Contrarily, the received bottom reflection signals are getting lower as the c value
increases. It happened since a clearer water condition has less c values which means there
were not much scattering or absorption happened. So, there were still many remaining
photons that could travel back to the receiver even after go through the water bodies.

3. It is depicted in Figure 1 that all surface reflection signals were received almost at the
same range of time.
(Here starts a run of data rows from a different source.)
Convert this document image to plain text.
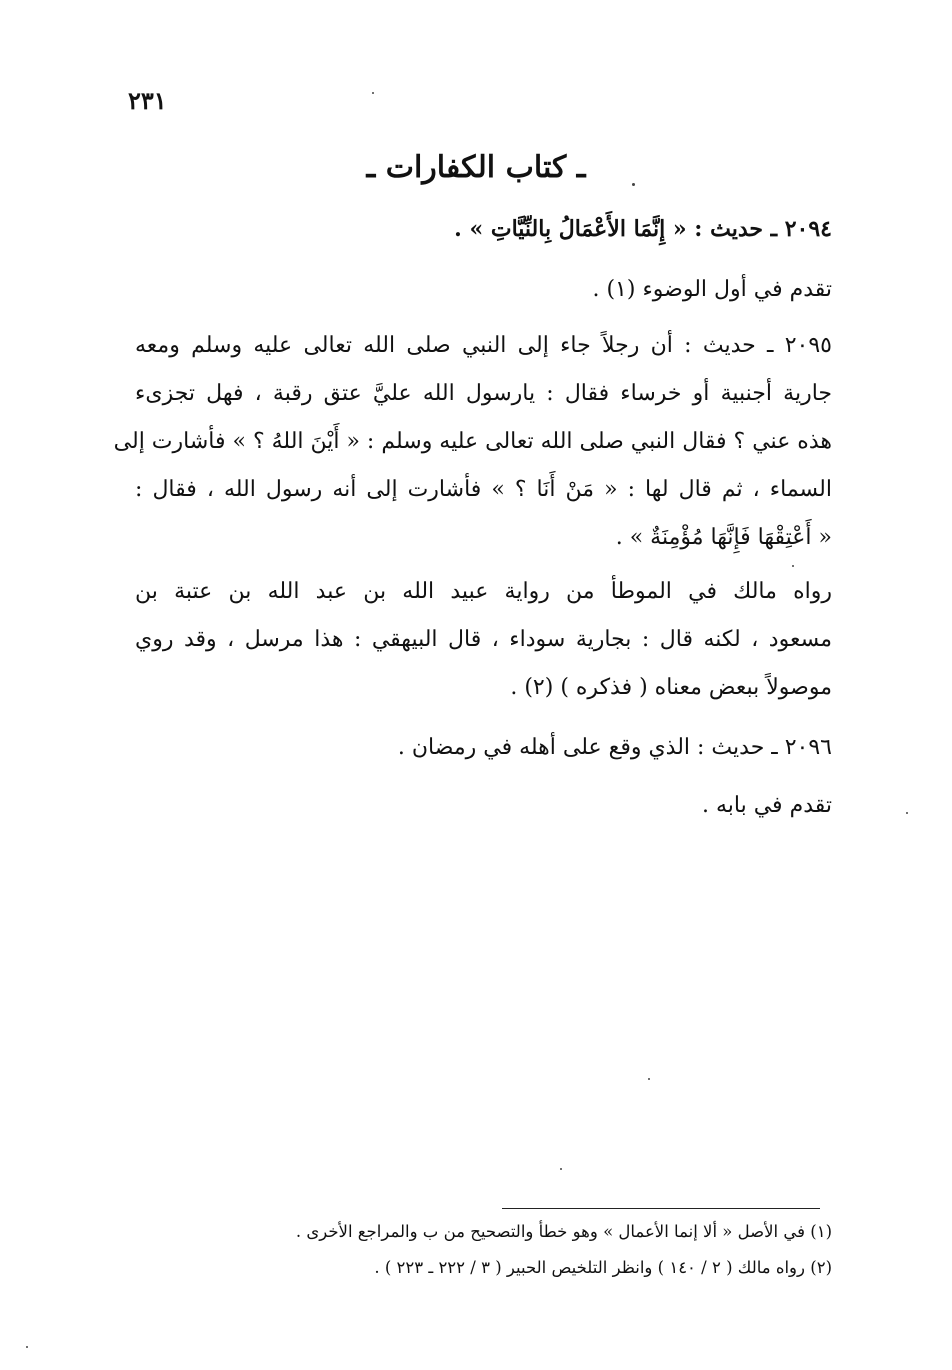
٢٣١
ـ كتاب الكفارات ـ
٢٠٩٤ ـ حديث : « إِنَّمَا الأَعْمَالُ بِالنِّيَّاتِ » .
تقدم في أول الوضوء (١) .
٢٠٩٥ ـ حديث : أن رجلاً جاء إلى النبي صلى الله تعالى عليه وسلم ومعه
جارية أجنبية أو خرساء فقال : يارسول الله عليَّ عتق رقبة ، فهل تجزىء
هذه عني ؟ فقال النبي صلى الله تعالى عليه وسلم : « أَيْنَ اللهُ ؟ » فأشارت إلى
السماء ، ثم قال لها : « مَنْ أَنَا ؟ » فأشارت إلى أنه رسول الله ، فقال :
« أَعْتِقْهَا فَإِنَّهَا مُؤْمِنَةٌ » .
رواه مالك في الموطأ من رواية عبيد الله بن عبد الله بن عتبة بن
مسعود ، لكنه قال : بجارية سوداء ، قال البيهقي : هذا مرسل ، وقد روي
موصولاً ببعض معناه ( فذكره ) (٢) .
٢٠٩٦ ـ حديث : الذي وقع على أهله في رمضان .
تقدم في بابه .
(١) في الأصل « ألا إنما الأعمال » وهو خطأ والتصحيح من ب والمراجع الأخرى .
(٢) رواه مالك ( ٢ / ١٤٠ ) وانظر التلخيص الحبير ( ٣ / ٢٢٢ ـ ٢٢٣ ) .
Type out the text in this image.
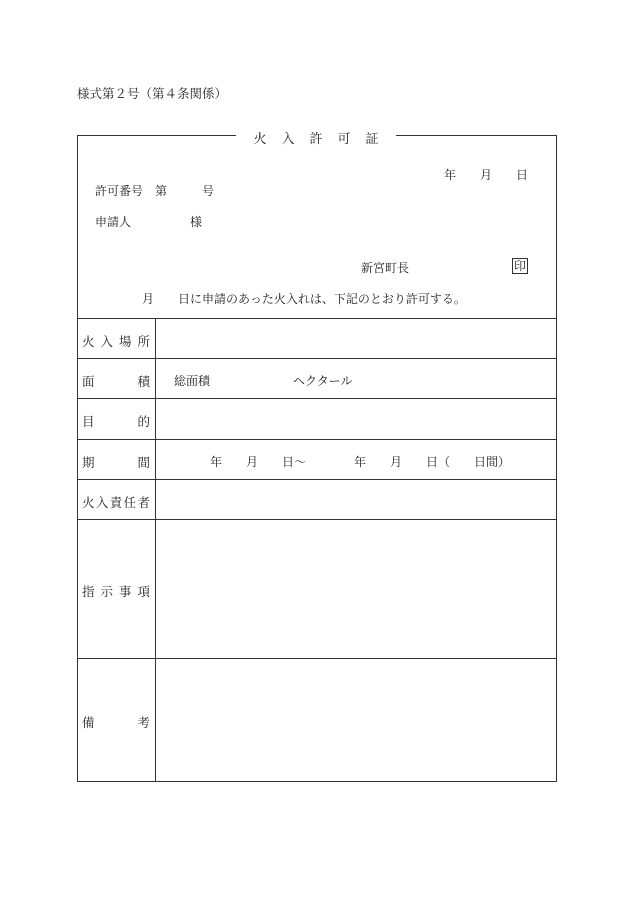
様式第２号（第４条関係）
火入許可証
年　　月　　日
許可番号　第	号
申請人	様
新宮町長	印
月　　日に申請のあった火入れは、下記のとおり許可する。
火入場所
面積	総面積	ヘクタール
目的
期間	年　　月　　日～　　　　年　　月　　日（　　日間）
火入責任者
指示事項
備考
For the pure water and clear ocean, the bottom reflection received time
also the same. I think this results are representing a good capability of LiDAR depth
measurement since the length of time range are stable enough for two different water
environments, it is also a good prove for the effectiveness in using bathymetric LiDAR data.
Figure 2. Return signal from a 10 m deep for three different settings (in log scale)
Figure 3. Comparison of different number of photons used in turbid water scenario
The signal decreases with return time, and it exhibits an exponential decaying when the
vertical ordinate is transformed into log scale, as shown in Figure 2. For pure water and
clear ocean, their signal slowly decreased after they reached the water surface. Then they
suddenly increased to the highest peak as they reached the bottom, but then slowly
decreased with a steeper gradient. For turbid water, the signal reached the highest peak
when it hit the water surface, then exponentially decreased to the lowest value compared to
those in other two water scenario. It decreased steeply so that it didn’t even reach the
maximum limit of time (3000 ns).
As we could see in Figure 1, not much noises were found. Each of those pure water and
clear ocean signals have a good converge peak shape. It could be assumed that the number
of photons used in these scenario is appropriate enough in taking the work these 10-meter
depth simulation simulating the scenario that I have made. I also compare the result in using
different number of photons of turbid water as shown in Figure 3, the 1x106
photons has
less noise than other bigger (5x106
) or smaller (1x105
) number. As I have explained before,
I assume that the bathymetry airborne LiDAR is not suggested for shallow (±10 m) and
turbid ocean bathymetric measurements.